I thought about that. ‘Go on.'

‘The way we are now, whoever wants us dead can come and pick us off whenever he wants. But together, we'd be a different proposition. We can still lie low, but together we'll be able to watch each other's back. What do you say, Paulie?'

He was running scared, all right, but that didn't mean to say he wasn't making a good point. And he was right about one thing: the rules had changed.

‘I'll need to make a call,' I said at last.

‘I don't think that's such a hot idea. Look, I don't know who's behind this, but whoever it is, they want us all out of the picture. Now, I'm not pointing any fingers, and it could just as easily be my crew plotting this as yours, but I think that, for now anyway, we should give serious consideration to playing this one close to our chests. A week under every radar, maybe we'll dig up a few facts. Maybe we'll even smoke out whoever it is that wants us dead.'

I took a few seconds to think. Out on the coast road, I caught the distant glimmer of headlights rounding a corner. Just a flash, and then they were either doused or were smothered by another twist in the road. I snapped my suitcase shut and picked up the gun.

‘All right. Meet me in two hours.'

‘Where?'

‘That place, out by Trudy's.'

‘The yard?'

‘Yeah.'

‘Two hours.'

I showed up early, checked out the site for possible ambushes. We'd used the place before, a vacant lot cluttered up with a couple of rusted-out cars, some heaps of rubble, a spew of broken glass and a lot of weeds. I parked and slouched low behind the wheel, keeping the silence. Dawn broke unseen; the bank of rain cloud was too well settled and the cold kept everything on a knife-edge.

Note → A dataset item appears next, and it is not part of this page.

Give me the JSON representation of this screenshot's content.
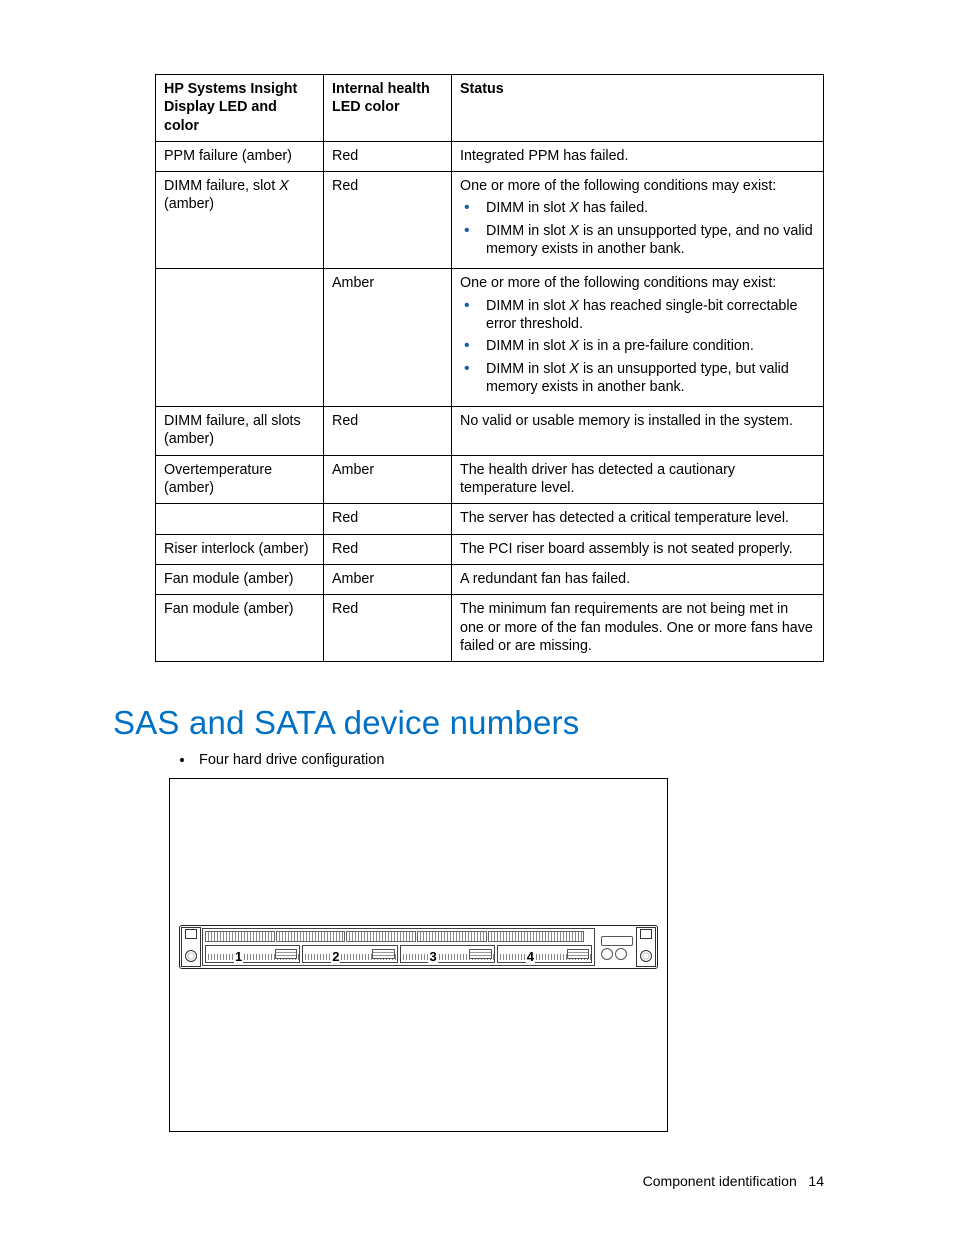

Just before seven, a coffee-coloured sedan floated by. It circled the block, slowly, and I appreciated the effort. Maybe I'd misjudged Farina, maybe he had just been spooked. Well, he had a right to be. And at least now he seemed to be thinking clearly again. Caution was an admirable character trait. A couple of minutes passed, then the sedan reappeared, and this time eased in off the road. He drew up close, parked snugly on my left, and killed the engine. I hesitated, gave myself the small assurance of the Colt barrel's chill touch in my jacket pocket, then stepped out and hurried around to his car's passenger side.